The fifth stanza brings the poem back to the original set of images (standing in the grandmother’s hall), and then opens out into a broad frame, encompassing past (“all my childhood in her house”), present (“falling” ), and an imagined future (“all the water and fire of my life”). All in one sentence.

The strands within the poem work by association. An elderly woman falling down a flight of stairs triggers the poet’s memory of climbing up through forest to see a waterfall. The mental image of the spray, swirling like “comets, spirals, flames” leads to the story of a man’s ashes being scattered at the head of the falls, and so on. Images of water and fire are played against each other throughout the poem, and serve to link the sections together – “cloud”, “falls”, “cataract”, “sweat” (which encompasses ‘hot’ as well as ‘wet’) “spray”, “drizzle”, “flow”, “spray”, “torrent”, “pool”, “underwater”; “comets”, “flames”, “ashes”, “burning”, “dawn”, “fire”, “rockets”, “exploded”, “fireworks”, “aftershocks”, “red”. Fire and water have always been associated symbolically with life, and the poet uses this image to conclude the poem.

Setting it all in the past tense disguises the temporal shifts; there’s an overall movement forward in time, but with little eddies and crosscurrents within the body of the poem. The structure of the sentences, with phrasal line and stanza breaks, is very natural. Small clusters of echoed sounds (such as the clumps of ‘d’ sounds – “needle”, “drizzle”, “driving”, “third” – in the second stanza, which deals with hard physical exertion), give a pleasing correspondence between sound and image.

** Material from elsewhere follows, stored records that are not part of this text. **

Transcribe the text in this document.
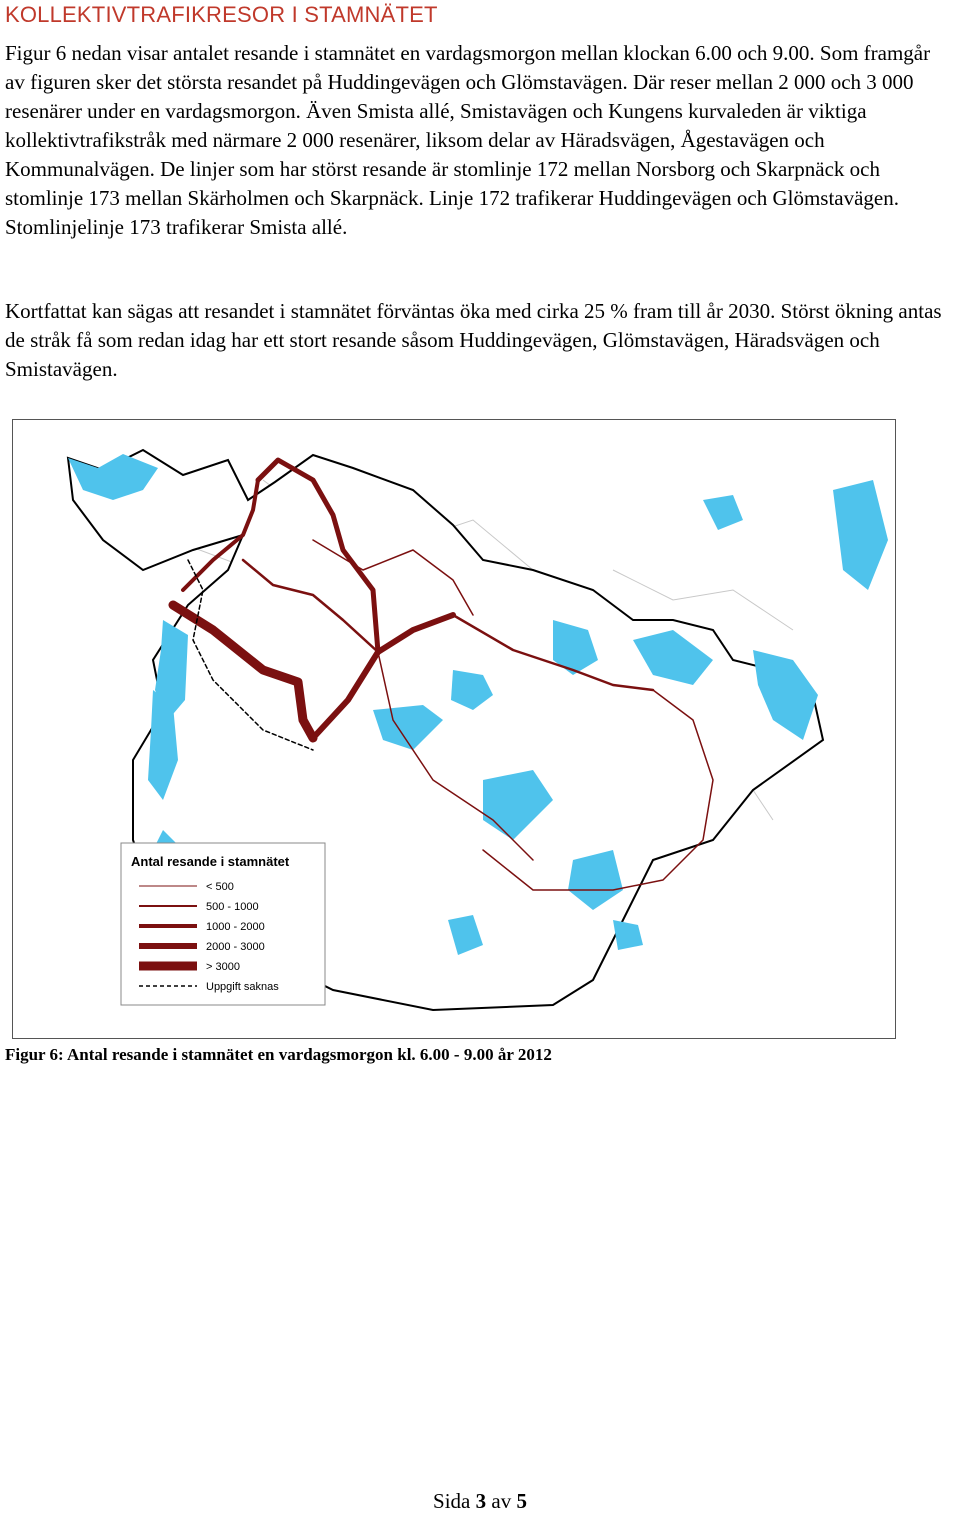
KOLLEKTIVTRAFIKRESOR I STAMNÄTET

Figur 6 nedan visar antalet resande i stamnätet en vardagsmorgon mellan klockan 6.00 och 9.00. Som framgår av figuren sker det största resandet på Huddingevägen och Glömstavägen. Där reser mellan 2 000 och 3 000 resenärer under en vardagsmorgon. Även Smista allé, Smistavägen och Kungens kurvaleden är viktiga kollektivtrafikstråk med närmare 2 000 resenärer, liksom delar av Häradsvägen, Ågestavägen och Kommunalvägen. De linjer som har störst resande är stomlinje 172 mellan Norsborg och Skarpnäck och stomlinje 173 mellan Skärholmen och Skarpnäck. Linje 172 trafikerar Huddingevägen och Glömstavägen. Stomlinjelinje 173 trafikerar Smista allé.

Kortfattat kan sägas att resandet i stamnätet förväntas öka med cirka 25 % fram till år 2030. Störst ökning antas de stråk få som redan idag har ett stort resande såsom Huddingevägen, Glömstavägen, Häradsvägen och Smistavägen.

Antal resande i stamnätet
< 500
500 - 1000
1000 - 2000
2000 - 3000
> 3000
Uppgift saknas

Figur 6: Antal resande i stamnätet en vardagsmorgon kl. 6.00 - 9.00 år 2012

Sida 3 av 5
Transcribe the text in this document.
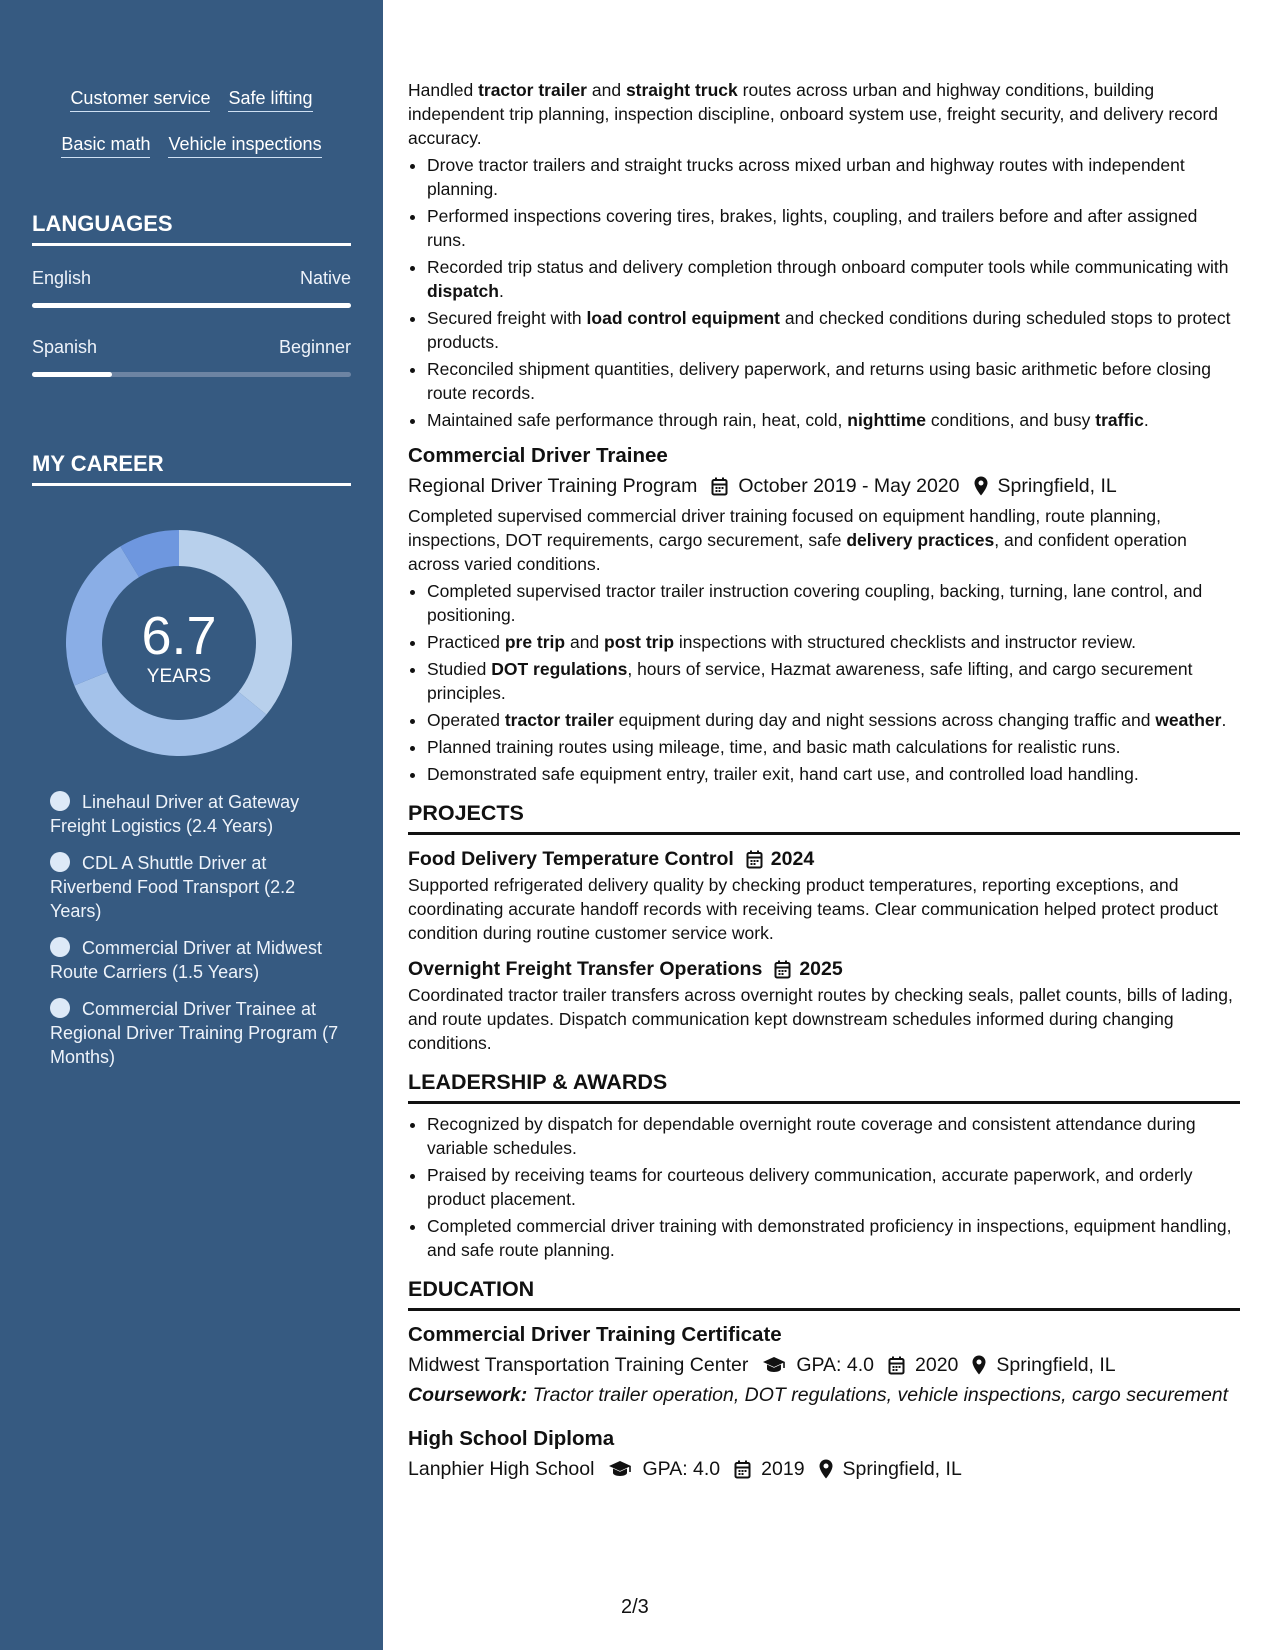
Customer service Safe lifting
Basic math Vehicle inspections
LANGUAGES
English	Native
Spanish	Beginner
MY CAREER
6.7
YEARS
Linehaul Driver at Gateway Freight Logistics (2.4 Years)
CDL A Shuttle Driver at Riverbend Food Transport (2.2 Years)
Commercial Driver at Midwest Route Carriers (1.5 Years)
Commercial Driver Trainee at Regional Driver Training Program (7 Months)

Handled tractor trailer and straight truck routes across urban and highway conditions, building independent trip planning, inspection discipline, onboard system use, freight security, and delivery record accuracy.

• Drove tractor trailers and straight trucks across mixed urban and highway routes with independent planning.
• Performed inspections covering tires, brakes, lights, coupling, and trailers before and after assigned runs.
• Recorded trip status and delivery completion through onboard computer tools while communicating with dispatch.
• Secured freight with load control equipment and checked conditions during scheduled stops to protect products.
• Reconciled shipment quantities, delivery paperwork, and returns using basic arithmetic before closing route records.
• Maintained safe performance through rain, heat, cold, nighttime conditions, and busy traffic.
Commercial Driver Trainee
Regional Driver Training Program October 2019 - May 2020 Springfield, IL

Completed supervised commercial driver training focused on equipment handling, route planning, inspections, DOT requirements, cargo securement, safe delivery practices, and confident operation across varied conditions.

• Completed supervised tractor trailer instruction covering coupling, backing, turning, lane control, and positioning.
• Practiced pre trip and post trip inspections with structured checklists and instructor review.
• Studied DOT regulations, hours of service, Hazmat awareness, safe lifting, and cargo securement principles.
• Operated tractor trailer equipment during day and night sessions across changing traffic and weather.
• Planned training routes using mileage, time, and basic math calculations for realistic runs.
• Demonstrated safe equipment entry, trailer exit, hand cart use, and controlled load handling.
PROJECTS
Food Delivery Temperature Control 2024

Supported refrigerated delivery quality by checking product temperatures, reporting exceptions, and coordinating accurate handoff records with receiving teams. Clear communication helped protect product condition during routine customer service work.

Overnight Freight Transfer Operations 2025

Coordinated tractor trailer transfers across overnight routes by checking seals, pallet counts, bills of lading, and route updates. Dispatch communication kept downstream schedules informed during changing conditions.

LEADERSHIP & AWARDS
• Recognized by dispatch for dependable overnight route coverage and consistent attendance during variable schedules.
• Praised by receiving teams for courteous delivery communication, accurate paperwork, and orderly product placement.
• Completed commercial driver training with demonstrated proficiency in inspections, equipment handling, and safe route planning.
EDUCATION
Commercial Driver Training Certificate
Midwest Transportation Training Center GPA: 4.0 2020 Springfield, IL
Coursework: Tractor trailer operation, DOT regulations, vehicle inspections, cargo securement
High School Diploma
Lanphier High School GPA: 4.0 2019 Springfield, IL
2/3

There is also a satisfying aural linkage between first and last stanzas. Not only are opening images repeated or echoed – “down”, “mouth”, “house”; “life”, “died”, “fire”, “climbed”; “wanted”, “top”, “bottom”, “forest”, “shocks”, “boxes” – but also the metrical structure that ends both first and last lines: “I wanted to visit her house”, and “the water and fire of my life”. All of this serves to reinforce the sense of completion and return, and unifies the poem.

A more conventionally linear approach would have made one or other of the threads dominant. While this is a poem about the grandmother’s death (rather than Angel Falls), the falls are much more than just an image in the background. It wasn’t the image of the falls that allowed Pascale Petit to write about her grandmother’s death, but her grandmother’s death that allowed her to ‘properly’ (and evocatively) write about Angel Falls. The two threads allow exploration of each other; cross, recross and then come together. It’s like hearing a musical instrument being tuned: the oscillations are big to begin with, but swing round and through each other, come in closer and closer and faster and tighter until you have one, pure note being sounded. (For the non-musical, think of the sound of a dropped coin, spinning flatter and flatter until it rests against the floor.)

From a purely practical point of view, I am repeatedly amazed at the way that the different levels of memory in this poem move through (rather than past) each other. I love the way that casting the whole poem in past tense creates a ‘temporal privilege’, allowing the poem’s speaker an amount of omniscience. (No need to restrict yourself to knowledge that the poem’s speaker could or would have been aware of at the time – you can stand back from the events and relate them reflectively.) Memory as the cause, the subtext, the framing device, and the subject of the poem.

A version of this commentary was published 2006
as part of my MPhil thesis, Weaving Complexity.